Rather than help with vaginal issues, cosmetic procedures using energy-based devices may result in vaginal burns, scarring, pain during intercourse, or recurring, chronic pain, the FDA said.

Currently, energy-based devices have clearance for medicinal use only in the destruction of precancerous cervical or vaginal tissue and genital warts.

To stop the falsely-marketed treatments, the FDA issued seven letters to companies offering vaginal rejuvenation procedures.

“These products have serious risks and don’t have adequate evidence to support their use for these purposes,” said Dr. Scott Gottlieb, the F.D.A. commissioner. “We are deeply concerned women are being harmed.”

One company issued an “inappropriate marketing” warning, Cynosure, offers a procedure called the MonaLisa Touch, which claims to have “virtually no side effects,” according to its website.

The American College of Obstetricians and Gynaecologists (ACOG) previously issued a statement on vaginal laser treatment, stating: “Obstetrician-gynaecologists should be cognisant of the evidence regarding innovative practices, and should be wary of adopting new or innovative approaches on the basis of promotions or marketing.”

In response to the FDA warning, ACOG vice president Christopher Zahn, MD, told The Independent: “The ACOG has cautioned health care providers and patients about the risk of using laser technologies for so called 'vaginal rejuvenation' procedures or treatment of vaginal atrophy. ACOG is pleased that this week’s announcement from the FDA aligns with and affirms our position that the data to support the safety and efficacy of these procedures for these indications is markedly limited.

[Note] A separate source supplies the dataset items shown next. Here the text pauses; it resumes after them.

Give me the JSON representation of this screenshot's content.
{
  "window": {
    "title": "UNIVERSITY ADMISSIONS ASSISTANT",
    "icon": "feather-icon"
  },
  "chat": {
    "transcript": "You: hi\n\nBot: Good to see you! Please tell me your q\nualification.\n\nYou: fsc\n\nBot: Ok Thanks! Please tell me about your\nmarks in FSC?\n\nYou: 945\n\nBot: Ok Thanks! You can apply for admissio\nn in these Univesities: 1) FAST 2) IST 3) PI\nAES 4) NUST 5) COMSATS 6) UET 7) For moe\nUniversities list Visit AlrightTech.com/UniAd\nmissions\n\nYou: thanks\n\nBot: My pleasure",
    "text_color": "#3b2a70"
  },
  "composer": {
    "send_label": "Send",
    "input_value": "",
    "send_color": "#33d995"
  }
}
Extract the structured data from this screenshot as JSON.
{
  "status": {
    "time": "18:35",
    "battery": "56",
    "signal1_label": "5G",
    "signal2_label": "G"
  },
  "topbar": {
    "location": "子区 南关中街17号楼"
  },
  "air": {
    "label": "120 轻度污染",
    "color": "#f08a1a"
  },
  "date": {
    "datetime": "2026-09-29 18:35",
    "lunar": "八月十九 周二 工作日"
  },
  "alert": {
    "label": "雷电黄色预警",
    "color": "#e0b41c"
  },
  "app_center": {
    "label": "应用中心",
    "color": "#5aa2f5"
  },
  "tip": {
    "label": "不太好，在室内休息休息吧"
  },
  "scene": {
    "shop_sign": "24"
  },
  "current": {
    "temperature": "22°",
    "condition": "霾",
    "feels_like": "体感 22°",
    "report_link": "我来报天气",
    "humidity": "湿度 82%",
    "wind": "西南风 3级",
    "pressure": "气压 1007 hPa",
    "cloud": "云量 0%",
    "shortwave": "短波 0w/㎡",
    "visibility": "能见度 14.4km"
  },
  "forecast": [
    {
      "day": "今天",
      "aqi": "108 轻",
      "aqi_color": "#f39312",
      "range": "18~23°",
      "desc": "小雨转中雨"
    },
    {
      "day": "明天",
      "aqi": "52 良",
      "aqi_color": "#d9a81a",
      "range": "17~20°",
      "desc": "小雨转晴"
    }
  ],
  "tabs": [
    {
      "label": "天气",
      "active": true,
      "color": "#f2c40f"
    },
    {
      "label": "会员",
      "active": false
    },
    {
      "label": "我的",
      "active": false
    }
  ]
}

“Health care providers who receive requests for these procedures should discuss with the patient the reason for her request and the lack of data to support these procedures. ACOG continues to acknowledge that this technology has not been approved for vaginal rejuvenation, and providers must take this in consideration before using these devices for these indications.”

Despite the risks and lack of approval, some doctors continue to offer the treatments.

On the American Society of Plastic Surgeons website, it states: "As women go through childbearing, hormonal changes and ageing, they can experience changes in their genitalia. Nonsurgical vaginal rejuvenation treatments can help to reverse these changes."